Researchers from PwC’s Health Research Institute forecast stable health insurance costs for workers in 2019. The reasoning behind their prediction is employers are safeguarding themselves by investing in employee satisfaction in order to dissuade them from leaving in the current “tight” job market. The employer insurance market can expect to see a 6 percent increase in health costs, which is consistent with the past five years’ standard range of 5.5–7 percent. The drivers of inflation are recent megamergers such as CVS and Aetna, physician consolidation, and growing array of care delivery methods (e.g. telehealth). High-performance networks are the primary counterbalance to skyrocketing costs, though increased care advocacy and an especially bad flu also lowered costs.
>>Read More: The cost of your health insurance may hold steady next year. Thank the tight labor market

High Deductibles = Fewer Patients

A study published in Translational Behavioral Medicine found that patients with high-deductible health plans (HDHPs) and no health savings account (HSA) were more likely to skip out on primary care visits, preventive care, and subspecialty services when compared to those with lower deductibles. Individuals with these plans were 7 percent less likely to receive a breast cancer screening and 8 percent less likely to get a flu shot. Researchers hypothesized that the correlation indicated that HDHP “enrollees are unaware that the [Affordable Care Act] covers preventive care office visits, screening tests, immunizations, and counseling with no out-of-pocket charges, and thus do not benefit from preventive care services and recommendations.” Researchers warned that this disparity could have dire consequences, such as a failure to detect early-stage chronic disease, increased absenteeism, and reduced productivity.”
>>Read More: Study: High-deductible plans may impede preventive care

Experts Warn Against EKGs in Certain Cases

The U.S. Preventive Task Force recently advised doctors to refrain from performing electrocardiogram (EKG) tests on patients who are at a low risk for heart disease. While the test is safe and inexpensive, ambiguous results often lead to redundant tests, such as angiograms, that are both costly and risky for patients. This conclusion reaffirms the federal task force’s 2012 position. While cardiovascular disease is the leading cause of death for Americans, tests for high blood pressure, cholesterol, and diabetes are recommended for low-risk patients. Dr. Robert J. Myerburg of the University of Miami Miller School of Medicine proposed that doctors should instead focus on “the more powerful treatable risk factors” like diabetes, smoking cessation, and hypertension.
>>Read More: Doctors told not to order electrocardiograms for low-risk patients

The New Airborne Pharmacy

The ongoing decline of rural hospitals has resulted in “medical deserts,” areas where in-person care or pharmacies is not readily available. To combat this, the Federal Aviation Administration (FAA) has approved 10 three-year pilot programs to use drones to deliver medications.
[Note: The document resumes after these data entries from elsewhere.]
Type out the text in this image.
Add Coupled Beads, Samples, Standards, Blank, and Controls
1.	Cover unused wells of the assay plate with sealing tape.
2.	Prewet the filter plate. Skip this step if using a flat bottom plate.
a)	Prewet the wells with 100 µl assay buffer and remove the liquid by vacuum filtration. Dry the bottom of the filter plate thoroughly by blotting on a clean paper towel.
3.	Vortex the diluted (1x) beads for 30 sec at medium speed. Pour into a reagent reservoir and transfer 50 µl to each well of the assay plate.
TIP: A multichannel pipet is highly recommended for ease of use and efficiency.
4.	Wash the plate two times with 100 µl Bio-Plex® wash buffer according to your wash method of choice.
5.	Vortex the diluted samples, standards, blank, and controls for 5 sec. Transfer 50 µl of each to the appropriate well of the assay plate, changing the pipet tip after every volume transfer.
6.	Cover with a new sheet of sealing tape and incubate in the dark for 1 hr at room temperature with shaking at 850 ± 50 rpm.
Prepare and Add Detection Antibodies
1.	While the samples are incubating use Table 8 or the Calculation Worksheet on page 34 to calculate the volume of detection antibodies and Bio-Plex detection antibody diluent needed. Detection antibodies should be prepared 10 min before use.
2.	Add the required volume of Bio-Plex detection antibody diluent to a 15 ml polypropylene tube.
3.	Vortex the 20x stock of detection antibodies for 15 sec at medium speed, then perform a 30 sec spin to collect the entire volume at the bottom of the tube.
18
The program is modeled after Zipline, a California-based company that operates a Rwanda health clinic. The service has logged more than 300,000 air miles, delivering both emergency blood plasma and prescriptions. “When we launched in Rwanda we served just one hospital for three months and that was so powerful–doctors loved the service, it was obviously saving lives–we then expanded to two more hospitals and then two more and two more,” Zipline CEO Keller Rinaudo said. Projections estimate that a single distribution center is capable of overseeing 500 flights per day. Furthermore, the use of drones reduces medical waste and spillage by 95 percent.
>>Read More: Drones hold promise to save lives and improve rural healthcare

AMA Votes on Stricter Firearm Policy

The American Medical Association (AMA) voted this week to amend their policy on “assault-type” firearms, which the group deemed a public health emergency. The AMA’s House of Delegates voted 446-99 in favor of the amendment, though debate was reportedly contentious. The multifaceted resolution calls for a ban on the sale of bump stocks, high-capacity magazines, and armor-piercing bullets; an age limit of 21 to purchase a firearm; support for registration, licensing, and safety courses; and laws preventing convicted domestic abusers from purchasing firearms.